Elspeth Probyn


On her book Eating the Ocean

Cover Interview of December 20, 2016

In a nutshell

My book explores how we eat the ocean, in many ways, every day, sometimes without knowing it. Of course we know when we consciously eat fish – battered, breaded, grilled, steamed, or raw - and when we tongue delicious health-sustaining oysters, or partake of steaming bowls of relatively sustainable mussels. What we may not be aware of is that 25% of the global ocean catch disappears into fish oil and fishmeal. In this form fish turn up in supermarket white bread fortified with omega 3, cosmetic products, pet food, and become food for farmed fish.

Humans have eaten the ocean for as long as we’ve been around. But we didn’t have the technology that now allows fishing boats to go further out, and to fish ever deeper down. Until relatively recently we thought that we could eat the ocean with impunity. Now we are at risk of eating it up, devouring it until there’s nothing left except the not-so-apocryphal jellyfish n’ chips.

While concern about the terrestrial production of protein has burgeoned over the last decades, it seems harder to get people to care about where their fish comes from. Perhaps it is because it is difficult to cuddle a cod. Though as readers will discover, there is a wacky FishLove conservationist site, which includes photographs of a naked Lizzy Jagger riding bareback on a yellowfin tuna. WWF’s campaigns resort to photoshopped images of bluefin tuna with panda or white rhino masks to trick us into caring. Fish just don’t have the anthropomorphic associations that seemingly make us care about whether our chickens are happy free-rangers or not. I think that it is also because fish inhabit a milieu that most humans find cold and wet and bewildering. What are these cold-blooded creatures for if not for human eating?

Across the book I try to engage readers in ways that will make them interested in the wondrous complexities of marine life, of the sea and her inhabitants. In my ethnographic travels to the north of Scotland, to the far south of Australia, and to points in between, I gather material about how people relate to fish, and how they tell their stories – and often deep care and love – for them.
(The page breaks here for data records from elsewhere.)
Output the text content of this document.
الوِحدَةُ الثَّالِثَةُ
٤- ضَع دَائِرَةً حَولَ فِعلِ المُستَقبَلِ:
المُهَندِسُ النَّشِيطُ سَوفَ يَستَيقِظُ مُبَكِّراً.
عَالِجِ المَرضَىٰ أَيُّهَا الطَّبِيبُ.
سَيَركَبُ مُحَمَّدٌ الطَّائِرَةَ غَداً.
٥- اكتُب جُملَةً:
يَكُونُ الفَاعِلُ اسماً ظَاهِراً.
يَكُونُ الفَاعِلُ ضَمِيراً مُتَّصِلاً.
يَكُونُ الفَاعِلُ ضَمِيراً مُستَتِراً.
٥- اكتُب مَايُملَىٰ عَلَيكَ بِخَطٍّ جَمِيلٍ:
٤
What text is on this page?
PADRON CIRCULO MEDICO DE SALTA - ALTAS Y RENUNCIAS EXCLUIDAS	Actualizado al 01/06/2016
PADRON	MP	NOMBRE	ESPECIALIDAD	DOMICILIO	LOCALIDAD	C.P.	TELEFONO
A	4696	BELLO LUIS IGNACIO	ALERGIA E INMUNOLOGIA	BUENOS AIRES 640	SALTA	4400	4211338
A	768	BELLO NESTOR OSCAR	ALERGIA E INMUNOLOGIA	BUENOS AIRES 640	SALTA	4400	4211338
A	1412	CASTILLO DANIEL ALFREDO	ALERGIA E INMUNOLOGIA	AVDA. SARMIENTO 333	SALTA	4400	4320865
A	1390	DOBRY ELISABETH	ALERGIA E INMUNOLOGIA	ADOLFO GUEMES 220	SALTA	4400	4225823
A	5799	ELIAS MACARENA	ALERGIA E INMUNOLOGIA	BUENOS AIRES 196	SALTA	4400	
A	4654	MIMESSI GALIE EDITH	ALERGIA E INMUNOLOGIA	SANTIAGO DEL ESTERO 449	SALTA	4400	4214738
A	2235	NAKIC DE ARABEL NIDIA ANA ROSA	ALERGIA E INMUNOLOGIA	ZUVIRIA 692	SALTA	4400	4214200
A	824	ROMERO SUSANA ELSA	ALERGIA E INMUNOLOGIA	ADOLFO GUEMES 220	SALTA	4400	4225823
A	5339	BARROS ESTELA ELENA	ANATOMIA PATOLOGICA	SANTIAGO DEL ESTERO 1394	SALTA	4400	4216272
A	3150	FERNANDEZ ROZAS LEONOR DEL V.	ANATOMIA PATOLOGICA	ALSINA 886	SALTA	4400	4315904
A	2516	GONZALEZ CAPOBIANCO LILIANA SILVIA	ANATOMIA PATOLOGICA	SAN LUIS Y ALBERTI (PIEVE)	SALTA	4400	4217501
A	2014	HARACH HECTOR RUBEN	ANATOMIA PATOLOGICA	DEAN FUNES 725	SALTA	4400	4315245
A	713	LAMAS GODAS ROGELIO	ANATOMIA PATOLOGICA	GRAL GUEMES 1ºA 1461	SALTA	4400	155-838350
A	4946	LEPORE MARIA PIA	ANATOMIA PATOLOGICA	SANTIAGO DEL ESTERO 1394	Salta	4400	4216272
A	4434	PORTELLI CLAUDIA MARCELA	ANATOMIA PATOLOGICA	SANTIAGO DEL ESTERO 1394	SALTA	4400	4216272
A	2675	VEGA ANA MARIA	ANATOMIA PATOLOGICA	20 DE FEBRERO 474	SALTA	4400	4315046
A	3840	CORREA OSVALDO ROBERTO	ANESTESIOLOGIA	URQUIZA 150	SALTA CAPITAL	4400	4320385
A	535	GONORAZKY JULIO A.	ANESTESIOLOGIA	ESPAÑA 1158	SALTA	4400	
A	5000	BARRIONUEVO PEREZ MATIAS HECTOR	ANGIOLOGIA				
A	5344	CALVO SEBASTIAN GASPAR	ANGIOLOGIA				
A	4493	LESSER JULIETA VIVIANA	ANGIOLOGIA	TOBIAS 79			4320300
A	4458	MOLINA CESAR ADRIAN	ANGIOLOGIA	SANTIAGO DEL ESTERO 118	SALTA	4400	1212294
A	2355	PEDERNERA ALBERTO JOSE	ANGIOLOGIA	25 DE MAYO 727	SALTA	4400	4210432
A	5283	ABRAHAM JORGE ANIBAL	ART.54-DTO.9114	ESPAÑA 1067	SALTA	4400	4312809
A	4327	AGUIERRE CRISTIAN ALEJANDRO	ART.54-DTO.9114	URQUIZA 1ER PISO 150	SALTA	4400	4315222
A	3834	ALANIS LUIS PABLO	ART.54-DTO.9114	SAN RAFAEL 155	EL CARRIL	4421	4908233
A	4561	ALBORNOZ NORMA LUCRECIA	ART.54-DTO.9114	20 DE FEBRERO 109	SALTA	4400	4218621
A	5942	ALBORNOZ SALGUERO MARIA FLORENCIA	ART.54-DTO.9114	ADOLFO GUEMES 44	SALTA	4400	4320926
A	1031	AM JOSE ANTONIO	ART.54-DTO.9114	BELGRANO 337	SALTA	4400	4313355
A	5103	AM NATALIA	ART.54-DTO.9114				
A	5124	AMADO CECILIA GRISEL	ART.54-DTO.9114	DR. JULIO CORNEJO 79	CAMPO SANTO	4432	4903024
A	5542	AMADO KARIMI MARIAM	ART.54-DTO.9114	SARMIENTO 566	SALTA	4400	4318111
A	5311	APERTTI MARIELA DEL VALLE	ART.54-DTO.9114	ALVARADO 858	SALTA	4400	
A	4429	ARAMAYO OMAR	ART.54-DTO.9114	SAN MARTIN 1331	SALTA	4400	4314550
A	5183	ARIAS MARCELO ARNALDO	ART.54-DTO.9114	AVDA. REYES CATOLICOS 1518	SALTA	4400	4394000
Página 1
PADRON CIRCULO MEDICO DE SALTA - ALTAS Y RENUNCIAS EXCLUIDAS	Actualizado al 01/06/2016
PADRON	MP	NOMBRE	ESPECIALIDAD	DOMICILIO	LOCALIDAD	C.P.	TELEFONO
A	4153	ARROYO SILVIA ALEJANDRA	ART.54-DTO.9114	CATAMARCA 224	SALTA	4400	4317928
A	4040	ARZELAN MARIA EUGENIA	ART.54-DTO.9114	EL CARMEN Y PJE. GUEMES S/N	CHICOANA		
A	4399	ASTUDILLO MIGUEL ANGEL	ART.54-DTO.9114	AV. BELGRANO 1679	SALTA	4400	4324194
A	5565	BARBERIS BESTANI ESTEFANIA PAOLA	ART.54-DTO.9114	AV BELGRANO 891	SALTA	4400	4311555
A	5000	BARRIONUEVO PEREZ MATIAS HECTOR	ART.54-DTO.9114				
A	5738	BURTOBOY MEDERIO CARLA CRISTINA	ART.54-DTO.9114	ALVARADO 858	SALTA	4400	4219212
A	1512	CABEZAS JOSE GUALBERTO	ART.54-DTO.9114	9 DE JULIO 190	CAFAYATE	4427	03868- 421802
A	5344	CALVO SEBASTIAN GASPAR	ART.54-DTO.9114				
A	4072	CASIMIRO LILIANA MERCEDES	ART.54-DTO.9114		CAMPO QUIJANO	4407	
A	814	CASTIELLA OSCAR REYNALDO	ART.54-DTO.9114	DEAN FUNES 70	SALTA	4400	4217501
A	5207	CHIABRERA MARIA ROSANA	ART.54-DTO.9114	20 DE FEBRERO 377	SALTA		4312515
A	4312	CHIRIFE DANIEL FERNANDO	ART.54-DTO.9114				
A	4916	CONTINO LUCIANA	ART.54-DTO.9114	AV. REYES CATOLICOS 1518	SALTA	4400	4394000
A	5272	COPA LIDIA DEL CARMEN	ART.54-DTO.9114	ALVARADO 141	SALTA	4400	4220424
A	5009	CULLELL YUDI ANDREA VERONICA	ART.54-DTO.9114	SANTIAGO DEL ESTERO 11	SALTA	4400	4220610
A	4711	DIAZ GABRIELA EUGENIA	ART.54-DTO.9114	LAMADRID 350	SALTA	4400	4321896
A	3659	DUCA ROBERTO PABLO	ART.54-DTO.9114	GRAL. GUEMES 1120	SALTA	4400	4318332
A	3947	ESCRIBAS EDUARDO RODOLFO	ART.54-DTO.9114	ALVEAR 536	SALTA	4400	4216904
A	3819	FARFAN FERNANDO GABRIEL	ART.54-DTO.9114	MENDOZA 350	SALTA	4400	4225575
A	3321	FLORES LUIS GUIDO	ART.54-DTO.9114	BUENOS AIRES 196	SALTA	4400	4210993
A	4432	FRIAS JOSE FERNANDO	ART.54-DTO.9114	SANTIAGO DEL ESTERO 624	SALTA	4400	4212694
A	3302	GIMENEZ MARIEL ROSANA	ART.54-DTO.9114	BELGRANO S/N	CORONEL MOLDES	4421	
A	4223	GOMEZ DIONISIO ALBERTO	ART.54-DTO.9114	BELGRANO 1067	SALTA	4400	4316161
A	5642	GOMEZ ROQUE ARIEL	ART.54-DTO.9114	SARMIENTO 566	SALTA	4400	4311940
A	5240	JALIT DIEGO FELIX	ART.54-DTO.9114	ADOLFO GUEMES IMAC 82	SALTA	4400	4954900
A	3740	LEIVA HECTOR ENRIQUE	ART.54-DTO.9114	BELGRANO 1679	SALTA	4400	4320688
Fishers, marine scientists, fisheries managers, and people who live by and on the sea have related their concerns, which I then relate to some wider questions: how can we help fishing communities, fish, and the oceans be more sustainable? What are the gender relations in the fishing field? What are queer fish? I am deeply invested in teasing out the very different sorts of knowledge that construct what eating the ocean means. Who tells the stories, how, to whom and why is a theme that reverberates through my book.